You are right in saying that climate is my biggest handicap. Some hot climates that do not experience freezes over the winter can grow tomatoes over the winter but those of us that have very hot summers (105F + day and 80+ at night) yet still experience freezing temps in the winter are often stuck with tomato plants that produce very little - if anything or with growing a few hybrid varieties.

What I do to adjust for the climate is the following:
1. I plant my tomatoes in a lowered garden (lower does equate to slightly cooler)
2. I grow tall shading plants on the West side (the sun is hottest and causes the most problems for tomatoes in the later afternoon).
3. I plant my tomatoes far from walls or other sources of radiant heat.
4. I water every 2-3 days with a soaker hose for 2 hours to encourage deep root growth (When I used to water every day I would have lots of disease and very few tomatoes).
5. I provide my plants with non-water soluble nutrients early in the season (near the plant) so that fertilizing does not occur during the greatest period of heat.
6. I provide a 2 foot deep bed that is full of rich organic material.
I am sure I could do something else, but this is all I can think of for now.

I believe the kind of tomato cultivar I am looking for most can be called vigorous determinate (something small with a lot of dense foliage) that can produce tomatoes in the heat.

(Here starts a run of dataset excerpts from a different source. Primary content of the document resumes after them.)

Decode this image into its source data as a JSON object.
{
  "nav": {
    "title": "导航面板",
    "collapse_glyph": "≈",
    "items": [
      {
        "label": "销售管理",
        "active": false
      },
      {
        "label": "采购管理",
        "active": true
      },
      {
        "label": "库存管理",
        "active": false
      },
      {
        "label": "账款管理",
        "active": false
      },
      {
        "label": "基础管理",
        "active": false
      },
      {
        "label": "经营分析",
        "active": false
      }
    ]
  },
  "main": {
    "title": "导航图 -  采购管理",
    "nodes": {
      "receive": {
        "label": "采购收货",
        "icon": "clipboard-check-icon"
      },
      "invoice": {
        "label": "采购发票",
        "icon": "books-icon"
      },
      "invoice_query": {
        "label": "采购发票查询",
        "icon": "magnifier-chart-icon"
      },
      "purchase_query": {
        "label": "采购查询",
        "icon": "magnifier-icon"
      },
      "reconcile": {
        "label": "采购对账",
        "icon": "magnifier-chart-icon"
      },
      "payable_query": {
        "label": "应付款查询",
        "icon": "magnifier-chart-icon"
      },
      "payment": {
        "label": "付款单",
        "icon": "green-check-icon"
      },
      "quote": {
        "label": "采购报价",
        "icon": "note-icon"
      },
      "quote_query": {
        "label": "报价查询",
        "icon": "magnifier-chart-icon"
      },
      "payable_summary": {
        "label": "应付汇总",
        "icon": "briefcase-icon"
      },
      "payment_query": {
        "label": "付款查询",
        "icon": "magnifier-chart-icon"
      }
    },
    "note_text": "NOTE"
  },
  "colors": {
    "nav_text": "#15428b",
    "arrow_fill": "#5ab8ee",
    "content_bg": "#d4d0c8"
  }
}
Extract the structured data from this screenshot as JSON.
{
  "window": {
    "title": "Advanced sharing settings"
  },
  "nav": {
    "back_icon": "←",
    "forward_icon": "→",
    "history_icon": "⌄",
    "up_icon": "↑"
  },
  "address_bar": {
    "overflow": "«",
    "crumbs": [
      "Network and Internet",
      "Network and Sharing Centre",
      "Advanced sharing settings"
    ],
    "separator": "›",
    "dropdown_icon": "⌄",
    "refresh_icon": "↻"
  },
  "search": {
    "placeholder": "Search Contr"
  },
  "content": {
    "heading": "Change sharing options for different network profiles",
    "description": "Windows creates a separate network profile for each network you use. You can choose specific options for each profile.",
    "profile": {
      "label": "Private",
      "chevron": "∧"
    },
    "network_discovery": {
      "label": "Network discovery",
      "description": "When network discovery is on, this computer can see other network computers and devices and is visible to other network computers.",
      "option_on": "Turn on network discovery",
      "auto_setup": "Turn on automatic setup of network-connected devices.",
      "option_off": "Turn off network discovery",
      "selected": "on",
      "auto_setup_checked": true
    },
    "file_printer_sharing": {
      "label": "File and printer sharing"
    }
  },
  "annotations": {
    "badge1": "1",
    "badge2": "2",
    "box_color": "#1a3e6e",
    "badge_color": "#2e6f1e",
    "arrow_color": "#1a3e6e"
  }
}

Though my Siletz plants seemed to fit everything I am looking for (including production), the fruit exhibited a lot of BER - just like some of dwarf varieties I have trialed. As there is plenty of calcium in my soil I attribute the BER to some factor related to the root system of particular cultivars. A friend of mine that grew Siletz in a much cooler climate also had problems with BER only on the Siletz.